Fletcher also said the club's former owner experienced eight more fires at businesses he either owned or had subsidised with over a 15-year-old period. These included a blaze at Genefoam, of which Heginbotham was the managing director in 1968, and a fire at a plastics factory at Heginbotham-owned Douglas Mills in 1981.

While Fletcher never makes any direct allegations between the business owner and the fires, he asks: "Could any man really be as unlucky as Heginbotham had been?"

Valley Parade
Less than five minutes after the fire started, the whole Main Stand was ablazeGetty

Fletcher - whose brother Andrew, 11, father John, 34, uncle Peter, 32, and grandfather Eddie, 63, all died in the fire at Valley Parade - has never accepted a version of the events concluded by an inquiry.

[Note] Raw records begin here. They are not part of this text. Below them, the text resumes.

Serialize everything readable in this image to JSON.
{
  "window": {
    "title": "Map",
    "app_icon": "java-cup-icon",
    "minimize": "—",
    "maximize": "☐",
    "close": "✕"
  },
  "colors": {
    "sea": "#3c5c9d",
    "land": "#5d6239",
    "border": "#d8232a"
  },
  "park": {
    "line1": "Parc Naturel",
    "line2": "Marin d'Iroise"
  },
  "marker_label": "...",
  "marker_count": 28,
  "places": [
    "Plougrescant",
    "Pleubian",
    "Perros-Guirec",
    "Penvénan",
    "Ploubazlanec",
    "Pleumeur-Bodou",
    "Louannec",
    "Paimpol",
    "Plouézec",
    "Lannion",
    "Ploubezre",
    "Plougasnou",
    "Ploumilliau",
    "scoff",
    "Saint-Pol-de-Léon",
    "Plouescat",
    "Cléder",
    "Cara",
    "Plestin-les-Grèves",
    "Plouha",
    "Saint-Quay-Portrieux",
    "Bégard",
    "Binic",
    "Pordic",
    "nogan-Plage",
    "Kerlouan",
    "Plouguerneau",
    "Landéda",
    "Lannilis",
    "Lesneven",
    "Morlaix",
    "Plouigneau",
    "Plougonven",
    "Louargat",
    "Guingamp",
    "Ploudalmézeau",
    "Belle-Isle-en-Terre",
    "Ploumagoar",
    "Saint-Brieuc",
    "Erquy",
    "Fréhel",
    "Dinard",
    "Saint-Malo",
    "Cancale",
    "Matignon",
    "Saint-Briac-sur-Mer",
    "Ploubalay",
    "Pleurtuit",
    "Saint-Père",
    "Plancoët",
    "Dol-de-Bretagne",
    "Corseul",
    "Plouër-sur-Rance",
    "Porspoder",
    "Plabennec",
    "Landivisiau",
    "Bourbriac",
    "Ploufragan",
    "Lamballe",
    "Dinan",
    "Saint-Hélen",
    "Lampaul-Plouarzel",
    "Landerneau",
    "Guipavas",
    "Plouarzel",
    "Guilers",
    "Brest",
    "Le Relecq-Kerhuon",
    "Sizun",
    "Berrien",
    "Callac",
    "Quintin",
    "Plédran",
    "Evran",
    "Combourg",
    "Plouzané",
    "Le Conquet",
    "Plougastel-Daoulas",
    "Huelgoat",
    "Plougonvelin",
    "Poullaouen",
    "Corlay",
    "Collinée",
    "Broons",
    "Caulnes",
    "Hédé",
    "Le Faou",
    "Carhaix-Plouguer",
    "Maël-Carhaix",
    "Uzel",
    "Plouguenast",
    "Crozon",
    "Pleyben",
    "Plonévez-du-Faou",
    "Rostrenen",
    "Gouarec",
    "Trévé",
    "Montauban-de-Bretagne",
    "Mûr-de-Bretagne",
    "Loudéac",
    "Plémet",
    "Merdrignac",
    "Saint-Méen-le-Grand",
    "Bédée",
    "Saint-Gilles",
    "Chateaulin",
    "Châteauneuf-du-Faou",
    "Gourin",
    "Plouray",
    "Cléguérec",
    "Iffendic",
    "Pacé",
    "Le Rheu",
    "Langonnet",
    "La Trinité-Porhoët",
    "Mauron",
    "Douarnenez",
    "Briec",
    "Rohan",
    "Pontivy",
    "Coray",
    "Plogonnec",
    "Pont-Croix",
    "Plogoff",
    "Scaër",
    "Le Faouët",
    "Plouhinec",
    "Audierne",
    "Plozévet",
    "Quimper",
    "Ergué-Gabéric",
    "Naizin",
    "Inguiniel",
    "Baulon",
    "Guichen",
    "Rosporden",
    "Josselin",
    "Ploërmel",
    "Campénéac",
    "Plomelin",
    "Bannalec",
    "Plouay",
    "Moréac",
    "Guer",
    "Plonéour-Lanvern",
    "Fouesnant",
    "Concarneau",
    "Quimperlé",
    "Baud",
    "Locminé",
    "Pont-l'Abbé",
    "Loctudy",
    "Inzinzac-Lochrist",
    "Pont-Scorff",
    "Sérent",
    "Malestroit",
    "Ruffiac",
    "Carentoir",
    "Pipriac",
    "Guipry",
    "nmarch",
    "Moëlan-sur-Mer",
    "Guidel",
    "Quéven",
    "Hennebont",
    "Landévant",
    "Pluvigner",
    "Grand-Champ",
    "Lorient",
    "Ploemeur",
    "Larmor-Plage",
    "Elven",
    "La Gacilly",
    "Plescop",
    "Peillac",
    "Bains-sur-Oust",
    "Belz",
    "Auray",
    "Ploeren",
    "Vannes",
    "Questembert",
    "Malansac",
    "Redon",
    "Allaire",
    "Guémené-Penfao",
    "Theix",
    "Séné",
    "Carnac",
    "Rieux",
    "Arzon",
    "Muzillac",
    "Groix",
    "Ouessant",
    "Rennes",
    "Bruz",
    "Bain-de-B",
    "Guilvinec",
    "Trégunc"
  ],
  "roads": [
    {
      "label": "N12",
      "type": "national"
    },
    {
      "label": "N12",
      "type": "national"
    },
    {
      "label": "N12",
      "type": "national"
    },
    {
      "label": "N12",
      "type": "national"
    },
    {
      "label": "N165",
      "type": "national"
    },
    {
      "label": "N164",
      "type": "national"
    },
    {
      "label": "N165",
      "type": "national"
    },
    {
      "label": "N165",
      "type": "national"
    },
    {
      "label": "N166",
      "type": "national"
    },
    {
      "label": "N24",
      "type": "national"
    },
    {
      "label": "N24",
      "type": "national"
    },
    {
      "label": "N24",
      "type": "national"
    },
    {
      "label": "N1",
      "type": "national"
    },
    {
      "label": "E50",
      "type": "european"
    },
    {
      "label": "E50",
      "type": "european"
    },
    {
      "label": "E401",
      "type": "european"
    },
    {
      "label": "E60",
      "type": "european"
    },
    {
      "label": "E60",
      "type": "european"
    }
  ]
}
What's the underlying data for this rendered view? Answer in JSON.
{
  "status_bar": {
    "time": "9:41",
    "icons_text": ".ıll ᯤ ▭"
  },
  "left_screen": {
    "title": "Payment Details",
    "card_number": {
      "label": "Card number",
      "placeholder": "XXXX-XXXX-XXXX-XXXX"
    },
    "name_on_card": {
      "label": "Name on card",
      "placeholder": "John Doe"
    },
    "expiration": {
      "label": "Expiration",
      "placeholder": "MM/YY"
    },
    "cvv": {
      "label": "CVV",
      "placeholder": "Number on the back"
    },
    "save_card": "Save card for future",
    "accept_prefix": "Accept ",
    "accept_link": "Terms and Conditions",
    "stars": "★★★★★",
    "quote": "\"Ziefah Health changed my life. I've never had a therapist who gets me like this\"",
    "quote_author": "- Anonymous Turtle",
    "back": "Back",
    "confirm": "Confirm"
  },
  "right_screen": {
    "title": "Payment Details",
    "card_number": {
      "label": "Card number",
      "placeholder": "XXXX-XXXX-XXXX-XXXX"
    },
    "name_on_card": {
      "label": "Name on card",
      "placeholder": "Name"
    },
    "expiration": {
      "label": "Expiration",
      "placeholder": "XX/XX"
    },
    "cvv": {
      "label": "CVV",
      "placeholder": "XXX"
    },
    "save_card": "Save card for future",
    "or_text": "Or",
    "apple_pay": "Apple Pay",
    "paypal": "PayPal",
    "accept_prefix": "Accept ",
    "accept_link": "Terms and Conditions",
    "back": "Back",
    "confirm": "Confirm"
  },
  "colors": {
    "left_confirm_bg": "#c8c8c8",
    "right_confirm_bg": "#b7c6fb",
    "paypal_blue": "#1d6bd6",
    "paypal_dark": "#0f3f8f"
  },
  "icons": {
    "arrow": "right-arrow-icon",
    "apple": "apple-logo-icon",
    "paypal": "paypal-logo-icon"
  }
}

The Popplewell Inquiry ruled the fire was as result of a cigarette or tobacco falling through a damaged empty space beneath the seats of the main stand and on to a pile of rubbish that had been accumulating for 20 years.

Heginbotham, who died in 1995 aged 61, was never prosecuted over the fire but a coroner later said he did consider bringing forward manslaughter charges.

Discussing Heginbotham's history with fires at his other businesses, Fletcher writes: "To quote a Los Angeles Police Department fire investigator in Blaze, the Forensics of Fire by Nicholas Faith: 'It's rare to have a coincidence. If we start having multiple coincidences then it's not a coincidence.' It is clear to me that at Bradford, with Stafford Heginbotham in charge, there was a mountain of coincidence."

Fletcher's book, Fifty-Six: The Story Of The Bradford Fire, is to be published on 16 April.